3. Black-and-white TV
What do you mean, you only used to watch TV in black, white and shades of grey?

It gets even better when you have to explain that these old TVs would take 30 seconds or more before the screen properly warmed up and there was no such thing as a remote control.
See also:
- The test card.
- When TV would go off air during the middle of the day. (No Loose Women or Judge Rinder back then …)
- Teletext – Like the internet, but with only a handful of pages, slower and no pictures. Oh, and if you missed one in a series of pages, you might have to wait several minutes for it to scroll round again.
- No ‘live pause’ or starting to play back a recording before it ends.
4. Software icons
It’s amazing how long some of these icons have survived for. Okay, our kids can just about work out why the universal icon for an email is an envelope, but …
- Why are files and folders still represented by an icon depicting a manila folder?
- ‘Call’ and ‘end call’ are usually signified by a rotary phone with a dial and its receiver handset
- ‘Save’ is represented by a 3½-inch floppy diskette
And so on …
5. Floppy disks
Speaking of 3½-inch floppy disks (or even their 8 and 5¼-inch predecessors), I remember when we thought how amazing it was that we could fit a massive 1.44 megabytes of data on to something so small. Nowadays, you couldn’t save even a single image from your average smartphone to a floppy – the file size is simply too large.
Modern USB flash drives, which are a fraction of the size, are readily available with a capacity of one terabyte – equivalent to over 694,000 floppy disks.

And if you really want to confuse your children, explain to them that, while 8 and 5¼-inch floppy disks lived up to their name, their 3½-inch successors were rigid and not floppy at all.
6. Pigeon post and internal memos
I finished university just before the internet and emails started to become widespread. Back then, we used an internal mail system called ‘pigeon post’ to send messages between colleges or departments.
This essentially involved writing messages by hand and posting them into a box. These would then be sorted and distributed around town by a network of elderly gentlemen on bikes. Using this system, messages might take a full day to get from A to B – longer if the recipient didn’t check their mail slot regularly.
Nowadays, of course, you would just send an email or fire off a WhatsApp message. Job done.
Similarly, when I started my first job, we used to communicate with colleagues in different departments or buildings by typing up internal memos and sending them in a reusable orange envelope which would then be delivered to the person and department named. Again, this meant messages were usually only received a day later – possibly longer if the recipient was on a different site.

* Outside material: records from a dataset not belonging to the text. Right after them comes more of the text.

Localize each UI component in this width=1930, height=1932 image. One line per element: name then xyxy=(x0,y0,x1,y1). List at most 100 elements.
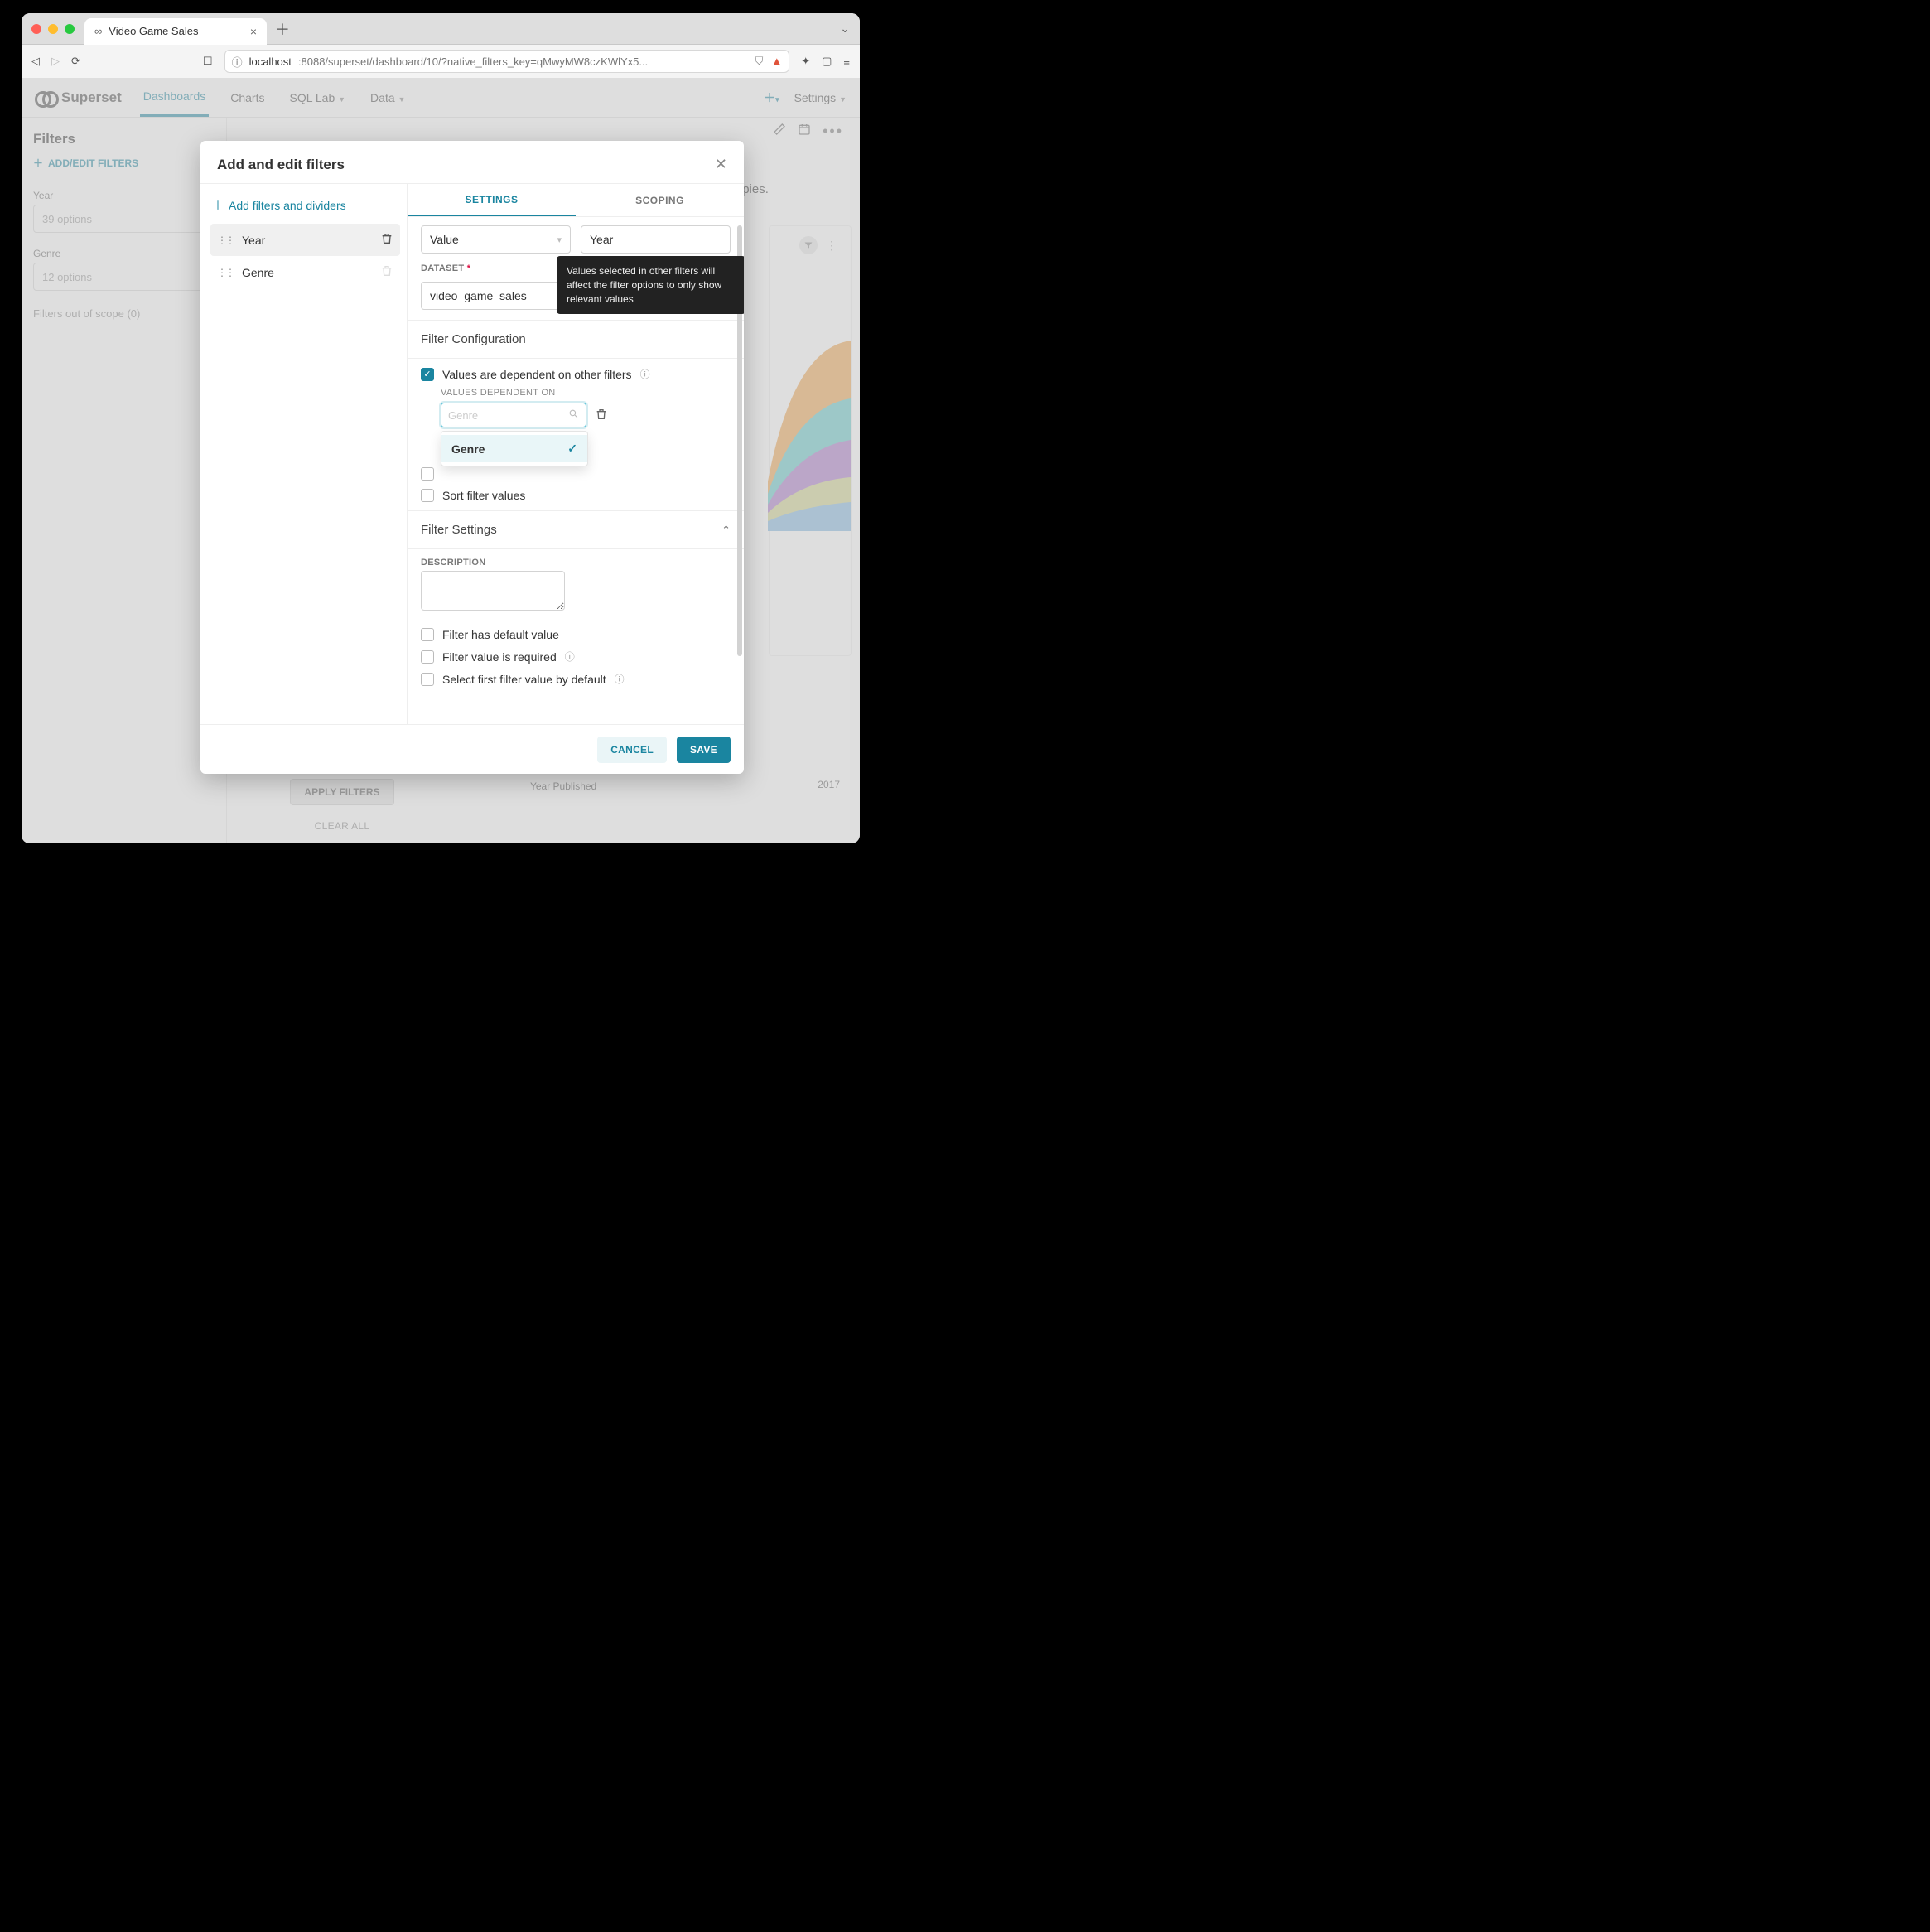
app: Superset Dashboards Charts SQL Lab ▼ Dat… xyxy=(22,78,860,843)
trash-icon[interactable] xyxy=(595,408,608,423)
filters-out-of-scope: Filters out of scope (0) xyxy=(33,307,215,320)
bookmark-icon[interactable]: ☐ xyxy=(203,55,213,68)
clear-all-button[interactable]: CLEAR ALL xyxy=(252,820,432,832)
filter-select-year[interactable]: 39 options xyxy=(33,205,215,233)
add-icon[interactable]: ＋▾ xyxy=(764,89,779,106)
nav-settings[interactable]: Settings ▼ xyxy=(794,91,847,104)
modal-form: SETTINGS SCOPING Value ▾ Year xyxy=(408,184,744,724)
checkbox-icon[interactable] xyxy=(421,673,434,686)
drag-handle-icon[interactable]: ⋮⋮ xyxy=(217,268,234,278)
logo-icon xyxy=(35,91,56,104)
filter-configuration-header[interactable]: Filter Configuration Values selected in … xyxy=(408,320,744,359)
checkbox-icon[interactable] xyxy=(421,628,434,641)
new-tab-icon[interactable]: ＋ xyxy=(275,18,290,40)
check-default-row[interactable]: Filter has default value xyxy=(421,628,731,641)
close-window[interactable] xyxy=(31,24,41,34)
nav-dashboards[interactable]: Dashboards xyxy=(140,78,210,117)
url-host: localhost xyxy=(249,56,292,68)
site-info-icon[interactable]: ⓘ xyxy=(232,54,243,70)
filter-item-genre[interactable]: ⋮⋮ Genre xyxy=(210,256,400,288)
minimize-window[interactable] xyxy=(48,24,58,34)
info-icon[interactable]: ⓘ xyxy=(615,672,625,686)
chevron-down-icon: ▾ xyxy=(557,234,562,245)
search-icon xyxy=(568,408,579,422)
sidebar: Filters ＋ ADD/EDIT FILTERS Year 39 optio… xyxy=(22,118,227,843)
check-sort-row[interactable]: Sort filter values xyxy=(421,489,731,502)
dataset-select[interactable]: video_game_sales ▾ xyxy=(421,282,571,310)
checkbox-checked-icon[interactable]: ✓ xyxy=(421,368,434,381)
check-required-row[interactable]: Filter value is required ⓘ xyxy=(421,650,731,664)
description-label: DESCRIPTION xyxy=(421,558,731,568)
tabs-overflow-icon[interactable]: ⌄ xyxy=(840,22,850,36)
url-path: :8088/superset/dashboard/10/?native_filt… xyxy=(298,56,648,68)
sidebar-title: Filters xyxy=(33,131,215,147)
traffic-lights xyxy=(31,24,75,34)
dataset-label: DATASET * xyxy=(421,263,571,273)
cancel-button[interactable]: CANCEL xyxy=(597,737,667,763)
info-icon[interactable]: ⓘ xyxy=(640,367,650,381)
check-icon: ✓ xyxy=(567,442,577,456)
checkbox-icon[interactable] xyxy=(421,650,434,664)
add-filters-dividers[interactable]: ＋ Add filters and dividers xyxy=(212,197,400,214)
check-first-row[interactable]: Select first filter value by default ⓘ xyxy=(421,672,731,686)
save-button[interactable]: SAVE xyxy=(677,737,731,763)
wallet-icon[interactable]: ▢ xyxy=(822,55,832,68)
browser-toolbar: ◁ ▷ ⟳ ☐ ⓘ localhost :8088/superset/dashbo… xyxy=(22,45,860,78)
brave-icon[interactable]: ▲ xyxy=(771,55,782,68)
edit-icon[interactable] xyxy=(773,123,786,140)
description-textarea[interactable] xyxy=(421,571,565,611)
shield-icon[interactable]: ⛉ xyxy=(755,55,764,68)
close-icon[interactable]: ✕ xyxy=(715,156,727,173)
tab-settings[interactable]: SETTINGS xyxy=(408,184,576,216)
logo-text: Superset xyxy=(61,89,122,106)
chart-filter-icon[interactable] xyxy=(799,236,818,254)
chart-axis-label: Year Published xyxy=(530,780,596,792)
checkbox-icon[interactable] xyxy=(421,489,434,502)
nav-charts[interactable]: Charts xyxy=(227,80,268,116)
chart-more-icon[interactable]: ⋮ xyxy=(826,239,837,253)
filter-name-input[interactable]: Year xyxy=(581,225,731,254)
filter-select-genre[interactable]: 12 options xyxy=(33,263,215,291)
tab-title: Video Game Sales xyxy=(109,25,198,37)
apply-filters-button[interactable]: APPLY FILTERS xyxy=(290,779,393,805)
more-icon[interactable]: ••• xyxy=(823,123,843,140)
trash-icon[interactable] xyxy=(380,264,393,280)
browser-window: ∞ Video Game Sales × ＋ ⌄ ◁ ▷ ⟳ ☐ ⓘ local… xyxy=(22,13,860,843)
back-icon[interactable]: ◁ xyxy=(31,55,40,68)
dropdown-option-genre[interactable]: Genre ✓ xyxy=(441,435,587,462)
chart-card: ⋮ xyxy=(769,225,852,656)
menu-icon[interactable]: ≡ xyxy=(843,56,850,68)
check-dependent-row[interactable]: ✓ Values are dependent on other filters … xyxy=(421,367,731,381)
dependent-label: VALUES DEPENDENT ON xyxy=(441,388,731,398)
calendar-icon[interactable] xyxy=(798,123,811,140)
filter-label-genre: Genre xyxy=(33,248,215,259)
maximize-window[interactable] xyxy=(65,24,75,34)
filter-item-year[interactable]: ⋮⋮ Year xyxy=(210,224,400,256)
close-tab-icon[interactable]: × xyxy=(250,25,257,38)
filters-modal: Add and edit filters ✕ ＋ Add filters and… xyxy=(200,141,744,774)
dependent-select-input[interactable]: Genre xyxy=(441,403,586,427)
tab-scoping[interactable]: SCOPING xyxy=(576,184,744,216)
tab-favicon-icon: ∞ xyxy=(94,25,102,37)
info-icon[interactable]: ⓘ xyxy=(565,650,575,664)
tooltip: Values selected in other filters will af… xyxy=(557,256,744,314)
filter-settings-header[interactable]: Filter Settings ⌃ xyxy=(408,510,744,549)
browser-tab[interactable]: ∞ Video Game Sales × xyxy=(84,18,267,45)
plus-icon: ＋ xyxy=(212,197,224,214)
drag-handle-icon[interactable]: ⋮⋮ xyxy=(217,235,234,245)
add-edit-filters[interactable]: ＋ ADD/EDIT FILTERS xyxy=(33,156,215,170)
trash-icon[interactable] xyxy=(380,232,393,248)
nav-data[interactable]: Data ▼ xyxy=(367,80,408,116)
logo[interactable]: Superset xyxy=(35,89,122,106)
address-bar[interactable]: ⓘ localhost :8088/superset/dashboard/10/?… xyxy=(224,50,790,73)
filter-type-select[interactable]: Value ▾ xyxy=(421,225,571,254)
extensions-icon[interactable]: ✦ xyxy=(801,55,810,68)
checkbox-icon[interactable] xyxy=(421,467,434,481)
modal-title: Add and edit filters xyxy=(217,157,345,173)
topnav: Superset Dashboards Charts SQL Lab ▼ Dat… xyxy=(22,78,860,118)
forward-icon[interactable]: ▷ xyxy=(51,55,60,68)
reload-icon[interactable]: ⟳ xyxy=(71,55,80,68)
nav-sqllab[interactable]: SQL Lab ▼ xyxy=(286,80,349,116)
check-hidden-row[interactable] xyxy=(421,467,731,481)
chevron-up-icon: ⌃ xyxy=(721,524,731,537)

If a message was really urgent, you would send it by fax. (Assuming the machine at the other end was (a) switched on, (b) working and (c) hadn’t run out of paper.)
All this meant that people only wrote to you when they really needed to. As a result, you might only receive half a dozen memos a day. Nowadays, I receive upwards of 100 emails or instant messages every day and the expectation is that we should respond to these instantly (if not sooner). That’s certainly what our kids seem to expect.
I could go on and on with examples similar to the ones above. I’m sure you could name countless others too.
However, doing this exercise goes to show that, while some aspects of our earlier lives may seem completely alien to today’s kids, they weren’t necessarily worse.
Good God, I really have turned into one of those rose-tinted spectacle-wearing “When I was a lad …” types, haven’t I?